A 62-year-old Black woman with a 7-year history of type 2 diabetes presented to the clinic with complaints of reduced vision OD. Ocular examination revealed BCVA 20/50 OD, 18 mm Hg IOP OD, and central subfield thickness (CST) 426 µm OD. The patient’s HbA1c was measured at 8.0% and reported being prescribed a continuous glucose monitor (CGM), but said she does not use it. She also reported use of a continuous positive airway pressure (CPAP) device for sleep apnea and a history of early diabetic kidney disease.

The patient was diagnosed with moderate nonproliferative diabetic retinopathy and center-involved DME (Figure 3). I sent a letter to her primary care provider with my findings, and referred her to a retina specialist. I also instructed her to make an appointment at my office at 2 months. I find that re-appointing patients to return to the optometric clinic at 2 months is a useful means by which to assure that they keep their visit with a retina specialist.

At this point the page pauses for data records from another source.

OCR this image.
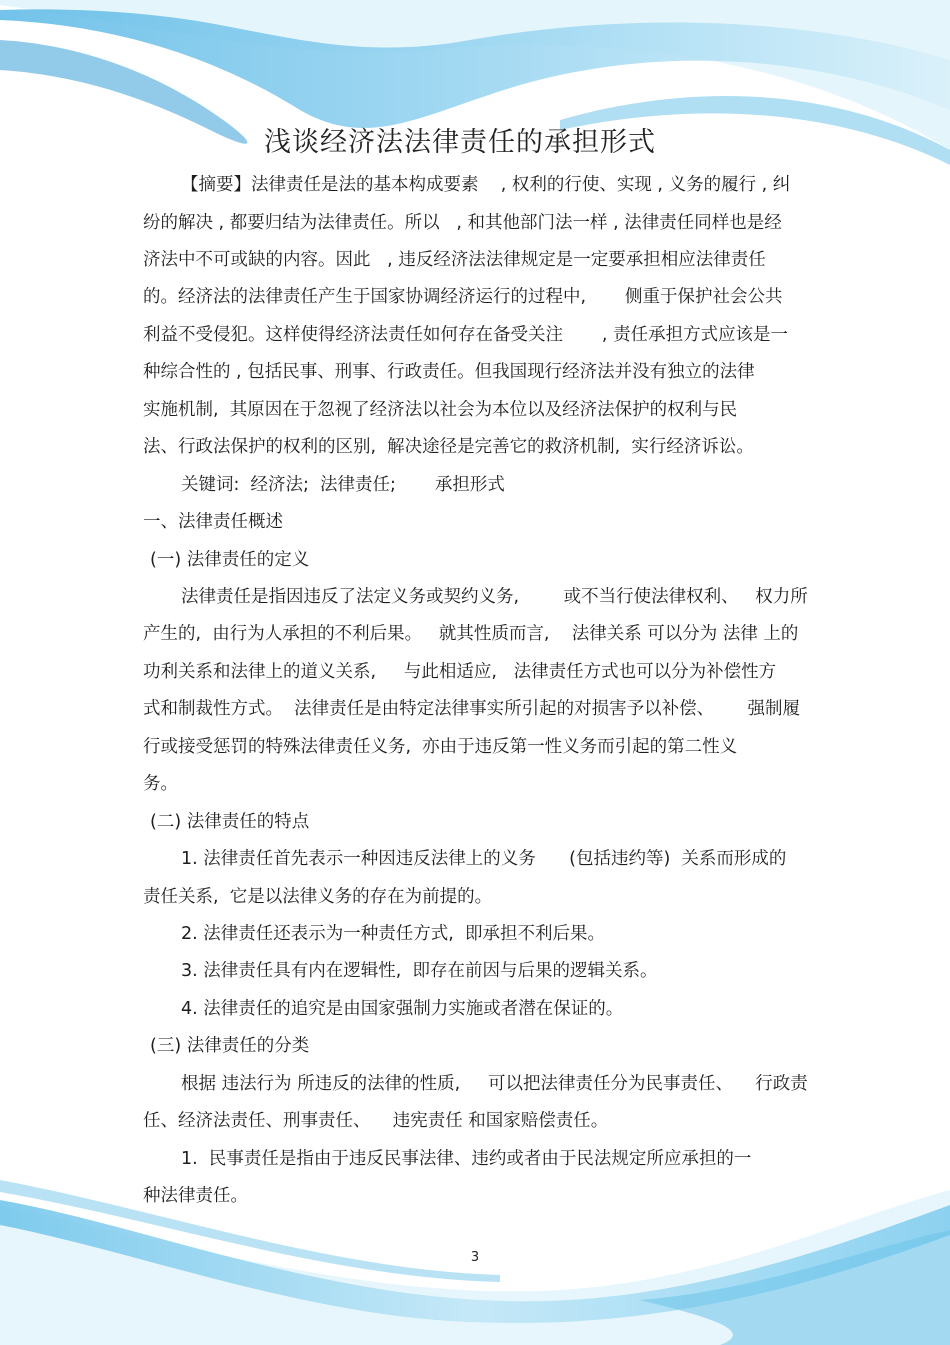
浅谈经济法法律责任的承担形式
【摘要】法律责任是法的基本构成要素    , 权利的行使、实现 , 义务的履行 , 纠
纷的解决 , 都要归结为法律责任。所以   , 和其他部门法一样 , 法律责任同样也是经
济法中不可或缺的内容。因此   , 违反经济法法律规定是一定要承担相应法律责任
的。经济法的法律责任产生于国家协调经济运行的过程中,       侧重于保护社会公共
利益不受侵犯。这样使得经济法责任如何存在备受关注       , 责任承担方式应该是一
种综合性的 , 包括民事、刑事、行政责任。但我国现行经济法并没有独立的法律
实施机制,  其原因在于忽视了经济法以社会为本位以及经济法保护的权利与民
法、行政法保护的权利的区别,  解决途径是完善它的救济机制,  实行经济诉讼。
关键词:  经济法;  法律责任;       承担形式
一、法律责任概述
(一) 法律责任的定义
法律责任是指因违反了法定义务或契约义务,        或不当行使法律权利、   权力所
产生的,  由行为人承担的不利后果。   就其性质而言,    法律关系 可以分为 法律 上的
功利关系和法律上的道义关系,     与此相适应,   法律责任方式也可以分为补偿性方
式和制裁性方式。  法律责任是由特定法律事实所引起的对损害予以补偿、      强制履
行或接受惩罚的特殊法律责任义务,  亦由于违反第一性义务而引起的第二性义
务。
(二) 法律责任的特点
1. 法律责任首先表示一种因违反法律上的义务      (包括违约等)  关系而形成的
责任关系,  它是以法律义务的存在为前提的。
2. 法律责任还表示为一种责任方式,  即承担不利后果。
3. 法律责任具有内在逻辑性,  即存在前因与后果的逻辑关系。
4. 法律责任的追究是由国家强制力实施或者潜在保证的。
(三) 法律责任的分类
根据 违法行为 所违反的法律的性质,     可以把法律责任分为民事责任、    行政责
任、经济法责任、刑事责任、    违宪责任 和国家赔偿责任。
1.  民事责任是指由于违反民事法律、违约或者由于民法规定所应承担的一
种法律责任。
3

The patient returned to my clinic in 3 months for a follow-up refraction. She had received 3 monthly injections of bevacizumab, which was required by her insurance carrier before a branded drug could be administered. BCVA OD was 20/30 and her DME had significantly improved (Figure 4).

The patient was scheduled for a fourth bevacizumab injection in 8 weeks. After congratulating the patient on her diligent follow-up, I counseled her to continue with the recommended intravitreal injections, reminding her that she had a chronic condition that requires ongoing care.

The patient returned 3 months later (ie, a total of 6 months since her first presentation) and reported that she had missed her follow-up appointments with the retina specialist: As her husband’s primary caretaker, she had to skip her own appointments as she drove him to his. Upon examination, I observed a recurrence of fluid and 20/100 BCVA OD (Figure 5).

I re-emphasized the importance of follow-up with the retina specialist for this patient, and  strongly encouraged that she use her CGM. A growing body of evidence shows that CGM improves glycemic control in type 2 diabetes patients treated with insulin while also reducing the risk of hypoglycemia.^1,2 The latter point was made in light of data from the Fremantle Diabetes Study, which found that severe hypoglycemia was a major risk factor for losing vision during follow-up in patients with type 2 diabetes as a consequence of ophthalmic complications.²

I educated the patient that ocular therapies with longer duration of action are available, and  recommended she speak with her retina specialist about them to learn more. Of course, I did not recommend a specific treatment—that is up to the retina specialist and the patient—but I did mention in my notes to the retina specialist that I spoke to the patient about longer duration treatments. This way, if the patient broaches the topic, the retina specialist can begin the conversation knowing that this is not the first time the patient has heard of options for extending treatment intervals without sacrificing efficacy. 

1. Grace T, Salyer J. Use of real-time continuous glucose monitoring improves glycemic control and other clinical outcomes in type 2 diabetes patients treated with less intensive therapy. Diabetes Technol Ther. 2022;24(1):26-31.

2. Drinkwater JJ, Davis TME, Davis WA. Incidence and predictors of vision loss complicating type 2 diabetes: The Fremantle Diabetes Study Phase II. J Diabetes Complications. 2020;34(6):107560.